Hopefully, people can learn from this one and think a little longer the next time something like this happens...that would do far more good than an apology would, in reality.

 

[djgarf]

me and speechles have both spoke to mondayz and we are in the process of restoring all his shit on irc for him

 

[Deleted User]

me and speechles have both spoke to mondayz and we are in the process of restoring all his shit on irc for him

wowy ... that's really good news (at last)!!!!

 

[Foppzter]

me and speechles have both spoke to mondayz and we are in the process of restoring all his shit on irc for him

Then maybe we hav´nt lost another great resource for the scene.

 

[solarsaturn9]

Would´nt the ones saying "FUCK YOU mondayz" say something like "I´m sorry, I made a mistake, forgive me mondayz" now when it´s clear that mondayz did´nt do it?

Well, I didn't really say that, but I did say something that I didn't mean... and I am sorry Mondayz

I prolly won't use your tool, cuz I don't like cheating on games, but I hope you do continue developing your tool for the sake of all the cheaters out there

 

[Garp]

Thanks again, djgarf. As usual, you do the right thing.

 

[speechless]

mondayz is back.

Helga, suck my cock dearie.

life goes on, helga, you rule nothing..as you know this

mugs sucks, fact!!

 

[Gandalf515]

I cheat, and I'm not afraid to admit it... That's why I like the Gabsharky-tool

.
The reason I cheat in games, is that I'm just not very good at it, although I enjoy the games

 

[Callahah]

I watched this whole gba-sharky thing from a distance.Well,i just ignored the announcement about gba-sharky release,but the other day i noticed how many people were flaming the tool and his author.
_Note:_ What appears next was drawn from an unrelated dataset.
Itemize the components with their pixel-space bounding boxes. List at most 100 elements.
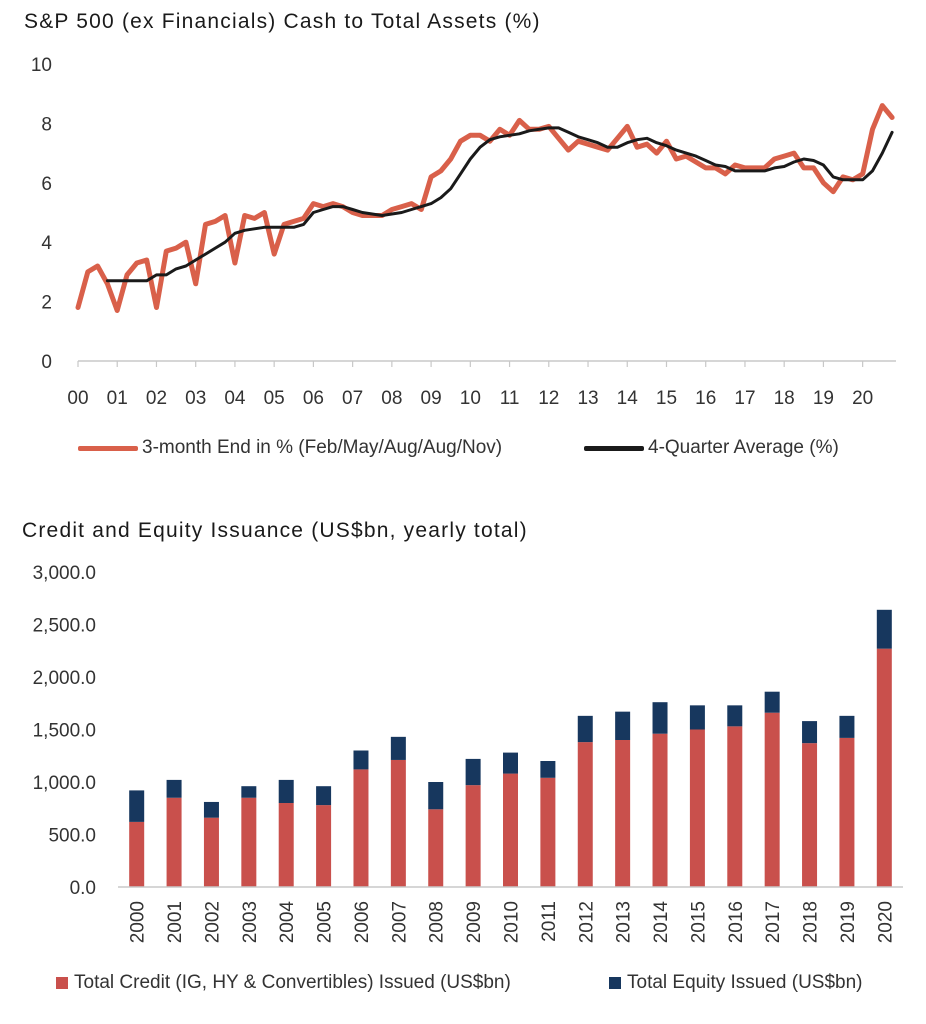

I didn't know what was going on till right now,but it seems it turned out to be a terrible mistake.I'm really sorry for everyone here,and mondayz,come back dude,i really want to know more about Gba Sharky,cause i haven't had the chance to do it with all that mess about trojans and so.Sounds like interesting if this tool can help with hard-to-beat games (cheats can be helpful and time-sparing sometimes...). Don't give up on Gba Sharky yet,i bet many people around here want to try a true and clean version of your tool.As i said,cheats can be pretty handy sometimes...

 

[nl255]

A virus scanner won't help you if the trojan/keylogger is custom made, and either loosely based on available source code or hand made. Almost all virus scanners work with known signatures, and mugs would have been stupid to make a trojan that would be picked up by virus scanners. It is likely that mugs tested the trojan to make sure no existing virus scanner would detect it. The only thing that would detect it would be (annoying) behavior monitors. With those all a person would see is "warning, uips.exe wants to install a device driver" or "warning, uips.exe wants to access the internet" or "warning, uips.exe wants to write to the startup folder", things that many legitimate apps would want to do.

 

[Bart Lemming]

Wouldn't it be a good idea to put something up on the front page to declare Mondayz innocence? I noticed the other day someone put up a notice declaring Shaunj66 and Costello's birthday...i think it's the least that can be done. As it stands unless you've read this entire topic you won't really know the whole story and may still presume Mondayz to be a virus writer and not know that Mugs/Helga is a childest miscreant.